Why Does Barbecue Get That Red 'Smoke Ring?'
It's long been known that if you're looking for real barbecue — that is, meat that's spent hours cooking low and slow over real wood smoke — the hallmark is the smoke ring. This thin pink band runs around the outer edge of the meat (preferably under a sturdy coating of bark) and tells you that the smoke has successfully penetrated the meat. But why exactly does the smoke ring appear?
It all comes down to chemistry, of course. According to amazingribs.com, the main players in the interaction are myoglobin, nitric oxide, and carbon monoxide. Myoglobin, in a nutshell, is the protein that gives meat its red color; it's also much of the "juice" inside a nicely cooked piece of meat (this is why the grayer a piece of meat is, the less juicy it is). Smoke contains many chemical compounds, and they all play on meat differently. Nitric oxide and carbon monoxide are two of those compounds, and thanks to the prolonged exposure to the meat's surface, the chemicals penetrate the meat and "fix" the myoglobin's red color. In reality, the smoke isn't turning the meat red; it's preventing it from turning brown!

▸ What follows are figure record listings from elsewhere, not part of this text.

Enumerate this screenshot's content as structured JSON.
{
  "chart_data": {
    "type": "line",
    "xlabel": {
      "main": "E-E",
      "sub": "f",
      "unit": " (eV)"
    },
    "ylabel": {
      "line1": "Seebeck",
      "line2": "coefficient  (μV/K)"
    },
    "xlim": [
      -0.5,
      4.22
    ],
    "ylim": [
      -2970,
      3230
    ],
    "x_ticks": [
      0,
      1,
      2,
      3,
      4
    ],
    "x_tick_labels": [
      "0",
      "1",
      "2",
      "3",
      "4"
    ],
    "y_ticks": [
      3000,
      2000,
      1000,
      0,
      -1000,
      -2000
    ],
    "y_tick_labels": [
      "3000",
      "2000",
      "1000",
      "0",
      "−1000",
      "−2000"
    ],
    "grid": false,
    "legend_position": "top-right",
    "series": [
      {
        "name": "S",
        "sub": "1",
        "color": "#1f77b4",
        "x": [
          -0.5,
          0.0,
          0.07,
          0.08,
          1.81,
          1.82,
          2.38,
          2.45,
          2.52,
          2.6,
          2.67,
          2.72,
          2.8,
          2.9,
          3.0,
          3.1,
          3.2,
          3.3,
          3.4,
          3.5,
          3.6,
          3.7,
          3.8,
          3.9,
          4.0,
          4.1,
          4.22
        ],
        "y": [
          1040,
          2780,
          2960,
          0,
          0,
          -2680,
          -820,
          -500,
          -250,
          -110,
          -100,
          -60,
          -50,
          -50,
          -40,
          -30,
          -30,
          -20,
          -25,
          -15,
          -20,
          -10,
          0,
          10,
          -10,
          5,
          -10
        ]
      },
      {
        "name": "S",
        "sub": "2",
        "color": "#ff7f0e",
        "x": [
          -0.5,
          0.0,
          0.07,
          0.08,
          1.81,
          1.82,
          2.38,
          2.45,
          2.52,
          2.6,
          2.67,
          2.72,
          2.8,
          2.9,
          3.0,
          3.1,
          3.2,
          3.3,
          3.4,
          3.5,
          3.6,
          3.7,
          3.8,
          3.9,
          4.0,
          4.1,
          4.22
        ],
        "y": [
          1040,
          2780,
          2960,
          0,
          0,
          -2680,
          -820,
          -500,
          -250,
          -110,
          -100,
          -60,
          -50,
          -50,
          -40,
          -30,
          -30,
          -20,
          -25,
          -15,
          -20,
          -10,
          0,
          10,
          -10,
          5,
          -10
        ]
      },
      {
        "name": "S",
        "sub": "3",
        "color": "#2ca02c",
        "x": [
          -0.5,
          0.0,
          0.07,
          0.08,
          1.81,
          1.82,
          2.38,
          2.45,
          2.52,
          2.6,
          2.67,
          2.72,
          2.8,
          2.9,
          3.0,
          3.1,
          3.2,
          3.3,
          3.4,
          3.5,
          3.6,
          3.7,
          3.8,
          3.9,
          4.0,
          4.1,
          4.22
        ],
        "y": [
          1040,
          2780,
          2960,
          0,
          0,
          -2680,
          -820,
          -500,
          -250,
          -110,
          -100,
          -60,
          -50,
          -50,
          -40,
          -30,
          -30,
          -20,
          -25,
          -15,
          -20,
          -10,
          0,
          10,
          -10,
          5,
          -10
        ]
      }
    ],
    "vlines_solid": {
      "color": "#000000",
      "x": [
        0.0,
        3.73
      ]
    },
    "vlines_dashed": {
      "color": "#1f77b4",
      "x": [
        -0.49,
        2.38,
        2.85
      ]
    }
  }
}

Also, for what it's worth, curing salt contains a close relative of nitric oxide, sodium nitrite. Sodium nitrite works in the same way: When it comes in contact with meat, it "fixes" the red color in the myoglobin, and voila: bacon is pink instead of gray.
As another aside, this proves that you don't actually need smoke to make a smoke ring, you just need to coat meat in curing salt and let it cook low and slow in a regular oven. But don't worry, we're sure that none of America's best barbecue chains are taking the easy way out.